Powerful as it was, the attack was only the most high-profile of many.
Late last year, even the police were forced to warn the public not to respond to emails purportedly from the then director of the Police Administration, Zoran Brdjanin, or open their attachments, saying they “may contain malicious content”.
A week later, police said they had registered a similar scam via emails claiming to be sent by the head of the criminal police in the Podgorica Security Department, Zoran Basanovic.
The ultimate goal, police said, was “fraud and obtaining financial benefit”.
Over the past few years, Montenegro has also seen a rise in fake prize games on social media, generated via fake websites and asking users to submit photos of their ID cards or follow instructions sent by email.
Balota cautioned that, while Montenegro has cyber security strategies on paper, their implementation is another matter.
The biggest problem, he told BIRN, is the failure to recruit and retain highly-specialised experts in the field of Information and Communications Technology, ICT.
“Such experts cannot be motivated with the salaries of civil servants and state employees,” Balota said. “The motivation of serious and educated personnel to work in state bodies is an extremely important goal.”
If a clear recruitment strategy were in place, “the financial resources for basic functioning could be provided, either from the state budget or from international projects,” he said. “In relation to other parts of the state budget, the amount of money that would be necessary is negligible.”
Instead, “there is a lack of vision, professional staff, specialist training, accompanying finances, and, in the end or at the outset, political will.”
Major cyber threats in Montenegro since 2016. Timeline: BIRN/Igor Vujcic.
Attacks will get ‘more aggressive’
The first big cyber-attack on Montenegrin state bodies occurred in 2016, on the day of parliamentary elections. Then, just as last year, authorities rushed to blame Russia for the Denial-of-Service, DDoS, attacks, with Moscow at the time angered by the prospect of Montenegro’s imminent accession to NATO.
Four days later, another attack targeted parliament’s servers.
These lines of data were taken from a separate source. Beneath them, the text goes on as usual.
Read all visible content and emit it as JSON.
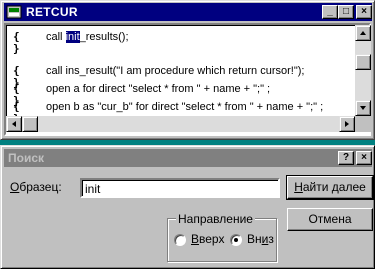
{
  "editor_window": {
    "title": "RETCUR",
    "controls": {
      "minimize": "_",
      "maximize": "□",
      "close": "×"
    },
    "lines": [
      {
        "marker": "{ }",
        "before": "call ",
        "selected": "init",
        "after": "_results();"
      },
      {
        "marker": "",
        "text": ""
      },
      {
        "marker": "{ }",
        "text": "call ins_result(\"I am procedure which return cursor!\");"
      },
      {
        "marker": "{ }",
        "text": "open a for direct \"select * from \" + name + \";\" ;"
      },
      {
        "marker": "{ }",
        "text": "open b as \"cur_b\" for direct \"select * from \" + name + \";\" ;"
      }
    ]
  },
  "find_dialog": {
    "title": "Поиск",
    "controls": {
      "help": "?",
      "close": "×"
    },
    "pattern": {
      "label_u": "О",
      "label_rest": "бразец:",
      "value": "init"
    },
    "find_next_button": {
      "u": "Н",
      "rest": "айти далее"
    },
    "cancel_button": {
      "label": "Отмена"
    },
    "direction": {
      "title": "Направление",
      "up": {
        "u": "В",
        "rest": "верх",
        "checked": false
      },
      "down": {
        "before": "Вн",
        "u": "и",
        "rest": "з",
        "checked": true
      }
    }
  }
}
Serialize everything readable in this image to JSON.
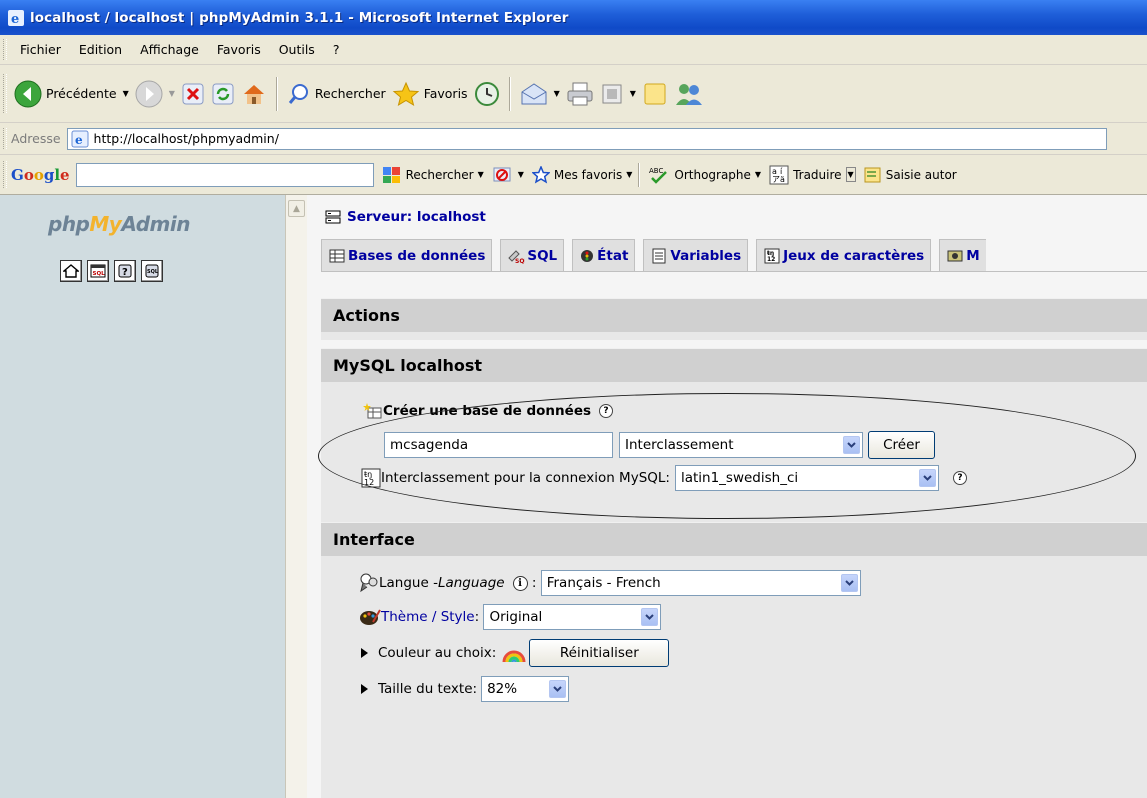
{
  "window": {
    "title": "localhost / localhost | phpMyAdmin 3.1.1 - Microsoft Internet Explorer"
  },
  "menu": [
    "Fichier",
    "Edition",
    "Affichage",
    "Favoris",
    "Outils",
    "?"
  ],
  "toolbar": {
    "back": "Précédente",
    "search": "Rechercher",
    "favorites": "Favoris"
  },
  "address": {
    "label": "Adresse",
    "url": "http://localhost/phpmyadmin/"
  },
  "googlebar": {
    "logo": "Google",
    "search": "Rechercher",
    "favorites": "Mes favoris",
    "spell": "Orthographe",
    "translate": "Traduire",
    "autofill": "Saisie autor"
  },
  "left": {
    "logo_php": "php",
    "logo_my": "My",
    "logo_admin": "Admin"
  },
  "server": {
    "label": "Serveur: localhost"
  },
  "tabs": [
    "Bases de données",
    "SQL",
    "État",
    "Variables",
    "Jeux de caractères",
    "M"
  ],
  "sections": {
    "actions": "Actions",
    "mysql": "MySQL localhost",
    "interface": "Interface"
  },
  "createdb": {
    "label": "Créer une base de données",
    "name_value": "mcsagenda",
    "collation_value": "Interclassement",
    "button": "Créer"
  },
  "conn_collation": {
    "label": "Interclassement pour la connexion MySQL:",
    "value": "latin1_swedish_ci"
  },
  "interface": {
    "lang_label": "Langue - ",
    "lang_label_em": "Language",
    "lang_value": "Français - French",
    "theme_label": "Thème / Style",
    "theme_value": "Original",
    "color_label": "Couleur au choix:",
    "reset_button": "Réinitialiser",
    "fontsize_label": "Taille du texte:",
    "fontsize_value": "82%"
  }
}
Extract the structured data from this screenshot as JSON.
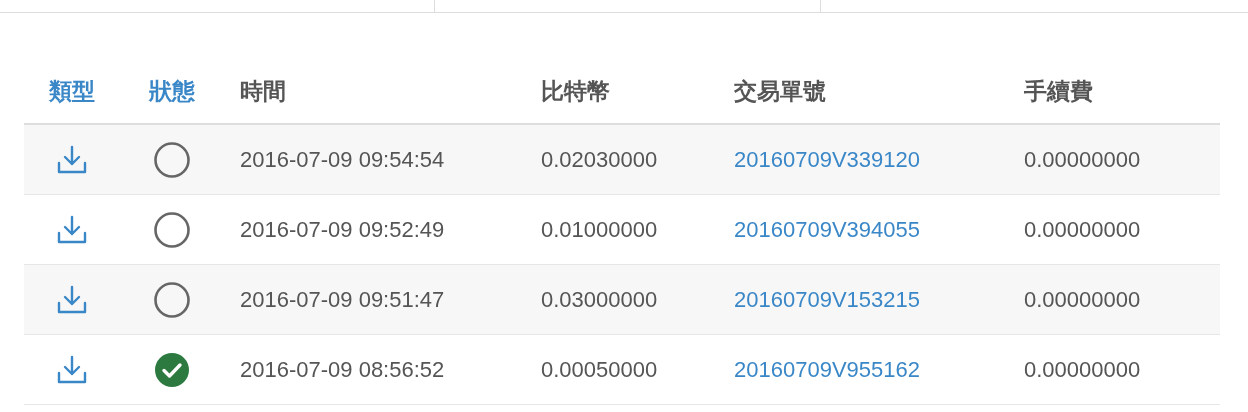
{
  "table": {
    "columns": [
      {
        "label": "類型",
        "link": true
      },
      {
        "label": "狀態",
        "link": true
      },
      {
        "label": "時間",
        "link": false
      },
      {
        "label": "比特幣",
        "link": false
      },
      {
        "label": "交易單號",
        "link": false
      },
      {
        "label": "手續費",
        "link": false
      }
    ],
    "rows": [
      {
        "completed": false,
        "time": "2016-07-09 09:54:54",
        "btc": "0.02030000",
        "txid": "20160709V339120",
        "fee": "0.00000000"
      },
      {
        "completed": false,
        "time": "2016-07-09 09:52:49",
        "btc": "0.01000000",
        "txid": "20160709V394055",
        "fee": "0.00000000"
      },
      {
        "completed": false,
        "time": "2016-07-09 09:51:47",
        "btc": "0.03000000",
        "txid": "20160709V153215",
        "fee": "0.00000000"
      },
      {
        "completed": true,
        "time": "2016-07-09 08:56:52",
        "btc": "0.00050000",
        "txid": "20160709V955162",
        "fee": "0.00000000"
      }
    ]
  }
}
The following year, 2017, the government reported a new wave of attacks on its portal and sub-portals of state bodies. Blame was laid at the feet of Fancy Bear, a notorious Russian cyber espionage group.
Balota said the government should create a “centralised body or institution at the state level, which would coordinate and manage all IT projects at the level of state bodies and administration bodies”.
This, he said, “would certainly contribute to the rational use of all available resources, to monitor trends and allow the benefits of all implemented solutions to be measured”.
Training will be key, he said.
“Each subsequent attack will be even more aggressive and have greater consequences,” said Balota.